If the government is not able to borrow more money after Aug. 2, spending will have to be reduced to the amount of revenue that the government has. That would require roughly a 44 percent cut in federal spending.
This will almost certainly hurt. But it’s not the same as default. During August, interest payments on the federal debt will total roughly $29 billion, meaning that there will be sufficient revenue to meet our obligations to creditors. If the Obama administration is truly worried that we might not do so, they could always support legislation by Sen. Pat Toomey (R-Penn.) that would require the Treasury Department to pay our creditors first.
In addition, some $467 billion in government bonds is expected to come due during August, and will have to be rolled over. Though this rollover requires Treasury to enter the debt markets to purchase new securities, it is not technically “new” debt, and so does not run afoul of the debt limit.
“I bet there won’t be a single Republican vote to raise the debt ceiling at the end of the day,” McConnell said in an interview with conservative talk radio host Laura Ingraham. The remark was in response to Ingraham’s reference to a new Gallup poll showing that most Americans oppose raising the debt ceiling.
Mr. Obama and his economic team have warned of “economic catastrophe” should Congress fail to raise the debt ceiling by Aug. 2. Republicans, calling it irresponsible to raise the debt limit without fiscal reform, have insisted on massive spending cuts in exchange for their votes.
McConnell told Ingraham that there’s no question the debt ceiling will be raised somehow. “If anybody seriously doubts that the U.S. is going to renig on its credit for the first time in history — that’s just not going to happen,” he said.
Furthermore, the Senate leader said he’s still interested in reaching a deal with the president “that cuts spending and makes a difference for the country.”
However, McConnell said, Mr.
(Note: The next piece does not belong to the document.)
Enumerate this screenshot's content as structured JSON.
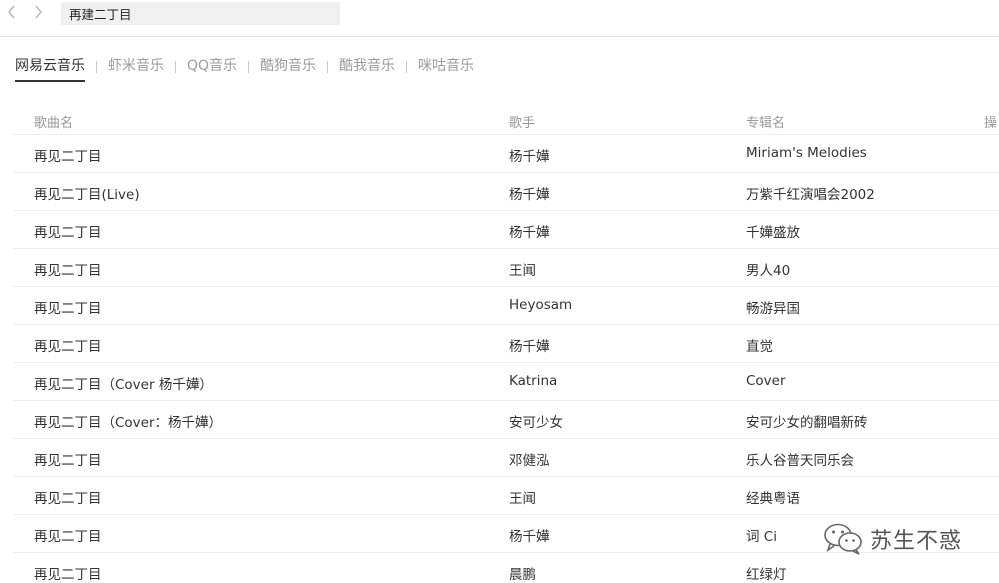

Obama’s interest in including revenue increases in the deal has left Republicans with two bad choices: “either sign onto a bad deal that raises taxes or go into default and allow us to have co-ownership of a bad economy.”
“I refuse to help Barack Obama get re-elected by marching Republicans into a position where we have co-ownership of a bad economy,” he said.
McConnell said Democrats could sign onto his plan even though it would leave them responsible because “They want to raise the debt ceiling.”
“We know that’s going to happen,” he added.
On the Senate floor today, McConnell said that “Republicans will spend the next two weeks fighting for” significant cuts and spending reforms by voting on a balanced budget amendment.
“If these debt negotiations have convinced us of anything, it’s that we can’t leave it to politicians in Washington to make the difficult decisions they need to get our fiscal house in order,” he said. “The balanced budget amendment will do that for them.”